CLOUD: A Scientific Foundation Model for Crystal Property Prediction

Date:

Spotlight Paper at MoML 2024

Abstract

Property prediction of crystals is crucial for material design. However, developing machine learning models for these tasks is hampered by the need for labeled data from costly experiments or Density Functional Theory (DFT), resulting in limited data size and poor generalization to new crystals. Foundation models (FMs) present a potential solution with their self-supervised pretraining on unlabeled datasets for better representation learning and transferability. Yet, applying FMs to crystals is challenging due to the sparse number of valid structures for pretraining and the inadequacy of existing representations to capture critical structural information like symmetry. Herein, We propose the CrystaL fOUnDation model (CLOUD), a Transformer-based foundation model for crystal property prediction. CLOUD utilizes a novel symmetry-aware string representation that efficiently encodes symmetry, equivalent sites, and constituting atoms, eliminating the need for coordinate information or equivariant models.

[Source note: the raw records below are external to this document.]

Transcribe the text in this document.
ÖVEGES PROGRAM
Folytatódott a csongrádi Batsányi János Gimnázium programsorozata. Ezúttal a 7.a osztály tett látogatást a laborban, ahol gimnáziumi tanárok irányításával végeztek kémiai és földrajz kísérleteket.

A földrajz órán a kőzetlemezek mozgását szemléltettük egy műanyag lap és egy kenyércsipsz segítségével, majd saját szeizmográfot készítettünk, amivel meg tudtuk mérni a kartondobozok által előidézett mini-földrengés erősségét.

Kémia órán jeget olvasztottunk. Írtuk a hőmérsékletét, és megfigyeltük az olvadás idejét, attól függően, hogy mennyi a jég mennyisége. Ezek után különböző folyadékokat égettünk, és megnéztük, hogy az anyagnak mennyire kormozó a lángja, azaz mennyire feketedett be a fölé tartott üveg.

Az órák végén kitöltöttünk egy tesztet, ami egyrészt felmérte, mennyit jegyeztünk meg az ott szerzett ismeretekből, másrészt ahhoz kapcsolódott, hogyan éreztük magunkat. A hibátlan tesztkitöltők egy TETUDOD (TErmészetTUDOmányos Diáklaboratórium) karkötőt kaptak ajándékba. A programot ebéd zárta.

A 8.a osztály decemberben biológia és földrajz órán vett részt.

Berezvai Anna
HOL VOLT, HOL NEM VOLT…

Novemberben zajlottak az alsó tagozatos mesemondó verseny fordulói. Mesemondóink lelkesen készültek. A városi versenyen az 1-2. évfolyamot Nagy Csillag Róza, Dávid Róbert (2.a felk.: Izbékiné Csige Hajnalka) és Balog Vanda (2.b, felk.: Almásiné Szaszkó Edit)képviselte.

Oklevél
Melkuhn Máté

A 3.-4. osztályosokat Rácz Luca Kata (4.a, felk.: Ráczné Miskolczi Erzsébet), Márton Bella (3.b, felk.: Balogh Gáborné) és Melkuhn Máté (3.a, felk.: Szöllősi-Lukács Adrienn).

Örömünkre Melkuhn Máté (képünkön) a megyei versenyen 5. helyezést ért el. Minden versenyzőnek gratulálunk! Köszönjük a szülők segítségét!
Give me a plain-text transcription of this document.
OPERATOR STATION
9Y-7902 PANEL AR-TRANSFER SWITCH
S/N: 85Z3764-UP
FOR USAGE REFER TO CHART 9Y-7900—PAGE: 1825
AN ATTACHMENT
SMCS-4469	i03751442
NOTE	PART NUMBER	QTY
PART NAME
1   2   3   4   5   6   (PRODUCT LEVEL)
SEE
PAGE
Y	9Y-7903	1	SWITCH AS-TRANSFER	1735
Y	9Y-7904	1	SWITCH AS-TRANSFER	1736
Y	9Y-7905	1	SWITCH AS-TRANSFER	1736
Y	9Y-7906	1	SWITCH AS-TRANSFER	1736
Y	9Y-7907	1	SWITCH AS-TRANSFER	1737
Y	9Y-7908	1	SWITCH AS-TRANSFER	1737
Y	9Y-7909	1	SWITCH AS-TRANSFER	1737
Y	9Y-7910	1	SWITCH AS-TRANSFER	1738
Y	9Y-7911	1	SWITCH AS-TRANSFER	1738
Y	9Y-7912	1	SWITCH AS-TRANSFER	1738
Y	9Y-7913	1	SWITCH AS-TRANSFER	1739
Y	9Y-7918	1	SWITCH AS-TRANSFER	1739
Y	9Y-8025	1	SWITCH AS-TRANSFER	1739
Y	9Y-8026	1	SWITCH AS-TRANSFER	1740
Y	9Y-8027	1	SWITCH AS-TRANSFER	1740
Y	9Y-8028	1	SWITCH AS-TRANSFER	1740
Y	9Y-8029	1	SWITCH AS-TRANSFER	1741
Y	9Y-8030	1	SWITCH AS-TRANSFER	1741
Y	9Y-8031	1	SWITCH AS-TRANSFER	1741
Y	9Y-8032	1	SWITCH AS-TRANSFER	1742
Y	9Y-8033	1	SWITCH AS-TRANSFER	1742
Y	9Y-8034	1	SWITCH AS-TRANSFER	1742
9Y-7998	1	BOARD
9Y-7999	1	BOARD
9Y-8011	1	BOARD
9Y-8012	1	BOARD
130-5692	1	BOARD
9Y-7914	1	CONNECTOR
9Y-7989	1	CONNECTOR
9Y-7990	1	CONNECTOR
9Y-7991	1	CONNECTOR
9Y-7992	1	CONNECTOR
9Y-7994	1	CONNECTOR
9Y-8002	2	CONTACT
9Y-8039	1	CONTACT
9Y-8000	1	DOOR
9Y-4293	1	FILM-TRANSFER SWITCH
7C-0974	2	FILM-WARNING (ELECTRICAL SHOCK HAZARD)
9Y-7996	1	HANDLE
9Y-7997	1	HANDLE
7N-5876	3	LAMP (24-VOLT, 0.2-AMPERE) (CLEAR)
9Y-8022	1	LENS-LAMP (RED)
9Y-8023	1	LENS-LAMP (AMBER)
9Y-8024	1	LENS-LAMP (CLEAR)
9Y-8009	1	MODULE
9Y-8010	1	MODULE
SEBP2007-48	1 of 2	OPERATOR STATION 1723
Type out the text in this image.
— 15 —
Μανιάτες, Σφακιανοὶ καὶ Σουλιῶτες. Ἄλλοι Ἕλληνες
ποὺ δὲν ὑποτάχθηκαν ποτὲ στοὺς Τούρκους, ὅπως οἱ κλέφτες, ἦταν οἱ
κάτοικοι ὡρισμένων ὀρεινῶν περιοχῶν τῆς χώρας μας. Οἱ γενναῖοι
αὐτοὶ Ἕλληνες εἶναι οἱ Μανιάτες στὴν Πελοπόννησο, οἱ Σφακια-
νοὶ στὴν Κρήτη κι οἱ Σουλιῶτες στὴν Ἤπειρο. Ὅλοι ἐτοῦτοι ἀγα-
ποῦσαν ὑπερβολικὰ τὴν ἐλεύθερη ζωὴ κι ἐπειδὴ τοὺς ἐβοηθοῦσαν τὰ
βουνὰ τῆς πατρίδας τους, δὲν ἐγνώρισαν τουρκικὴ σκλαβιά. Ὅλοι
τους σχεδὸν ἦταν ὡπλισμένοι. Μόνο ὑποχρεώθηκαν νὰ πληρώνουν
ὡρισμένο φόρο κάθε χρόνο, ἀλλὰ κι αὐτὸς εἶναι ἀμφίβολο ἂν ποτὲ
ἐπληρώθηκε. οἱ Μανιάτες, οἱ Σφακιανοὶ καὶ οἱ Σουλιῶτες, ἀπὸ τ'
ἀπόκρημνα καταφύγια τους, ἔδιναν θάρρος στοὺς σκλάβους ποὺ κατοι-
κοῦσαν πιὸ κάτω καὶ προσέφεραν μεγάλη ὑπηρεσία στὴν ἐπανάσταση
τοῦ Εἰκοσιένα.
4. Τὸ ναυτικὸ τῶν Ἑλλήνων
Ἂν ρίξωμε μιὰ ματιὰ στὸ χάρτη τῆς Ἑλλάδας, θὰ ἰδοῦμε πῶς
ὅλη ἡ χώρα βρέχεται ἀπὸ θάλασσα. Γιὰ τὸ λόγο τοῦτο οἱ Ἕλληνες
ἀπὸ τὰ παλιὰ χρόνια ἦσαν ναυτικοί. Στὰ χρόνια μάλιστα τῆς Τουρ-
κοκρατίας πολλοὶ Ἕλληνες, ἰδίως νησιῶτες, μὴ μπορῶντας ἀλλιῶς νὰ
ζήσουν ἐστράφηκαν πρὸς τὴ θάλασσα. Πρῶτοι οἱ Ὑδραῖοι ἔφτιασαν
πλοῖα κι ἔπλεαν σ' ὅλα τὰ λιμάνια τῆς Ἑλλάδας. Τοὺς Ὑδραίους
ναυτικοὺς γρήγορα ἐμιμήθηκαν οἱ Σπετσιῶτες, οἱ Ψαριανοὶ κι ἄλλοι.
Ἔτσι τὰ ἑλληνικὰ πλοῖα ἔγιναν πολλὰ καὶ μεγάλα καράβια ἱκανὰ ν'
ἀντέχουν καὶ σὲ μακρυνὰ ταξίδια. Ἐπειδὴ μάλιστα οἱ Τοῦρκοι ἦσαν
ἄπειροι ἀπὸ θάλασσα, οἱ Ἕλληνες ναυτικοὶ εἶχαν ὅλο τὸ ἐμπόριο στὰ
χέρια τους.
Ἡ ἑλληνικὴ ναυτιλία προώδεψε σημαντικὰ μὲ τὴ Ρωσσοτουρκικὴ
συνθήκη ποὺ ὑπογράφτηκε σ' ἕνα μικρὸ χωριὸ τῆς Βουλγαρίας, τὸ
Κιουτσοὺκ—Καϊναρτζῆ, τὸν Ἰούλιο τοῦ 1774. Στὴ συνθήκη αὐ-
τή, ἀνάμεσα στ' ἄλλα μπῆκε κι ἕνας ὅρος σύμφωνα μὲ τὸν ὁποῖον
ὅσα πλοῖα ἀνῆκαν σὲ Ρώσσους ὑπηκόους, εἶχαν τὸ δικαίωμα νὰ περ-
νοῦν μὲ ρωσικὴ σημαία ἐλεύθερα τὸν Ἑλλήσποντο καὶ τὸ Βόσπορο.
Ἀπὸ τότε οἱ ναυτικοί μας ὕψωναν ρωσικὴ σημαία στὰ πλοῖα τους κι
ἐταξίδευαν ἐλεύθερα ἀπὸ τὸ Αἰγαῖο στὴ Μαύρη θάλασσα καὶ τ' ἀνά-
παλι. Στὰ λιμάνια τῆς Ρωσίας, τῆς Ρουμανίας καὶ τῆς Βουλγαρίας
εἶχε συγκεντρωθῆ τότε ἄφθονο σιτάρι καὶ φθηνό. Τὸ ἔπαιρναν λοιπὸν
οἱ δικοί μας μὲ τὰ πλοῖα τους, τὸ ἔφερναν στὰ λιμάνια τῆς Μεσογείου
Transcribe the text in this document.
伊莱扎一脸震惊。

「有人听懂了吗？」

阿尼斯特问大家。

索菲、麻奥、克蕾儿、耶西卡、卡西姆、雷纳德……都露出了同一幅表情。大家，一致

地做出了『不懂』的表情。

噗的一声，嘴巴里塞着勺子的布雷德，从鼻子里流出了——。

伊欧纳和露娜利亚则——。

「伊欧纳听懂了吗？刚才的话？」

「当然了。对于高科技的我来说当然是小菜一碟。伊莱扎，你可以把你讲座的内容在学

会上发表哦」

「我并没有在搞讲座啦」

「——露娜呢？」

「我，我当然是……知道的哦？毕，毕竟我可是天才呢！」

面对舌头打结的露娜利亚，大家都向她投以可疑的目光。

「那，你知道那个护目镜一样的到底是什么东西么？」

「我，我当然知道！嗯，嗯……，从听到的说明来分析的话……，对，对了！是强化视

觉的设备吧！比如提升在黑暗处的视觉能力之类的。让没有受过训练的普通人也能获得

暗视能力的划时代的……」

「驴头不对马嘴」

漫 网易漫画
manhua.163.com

Pretrained on million-scale crystal data from various databases via Masked Language Modeling (MLM), CLOUD is then fine-tuned and assessed on eight MatBench datasets. The model not only significantly outperforms structure-agnostic models and achieves near state-of-the-art results on two datasets, but also demonstrates robust scaling with data and model size. This suggests CLOUD’s potential as a scalable solution for crystal foundation models, capable of learning from billions of unlabeled crystal data.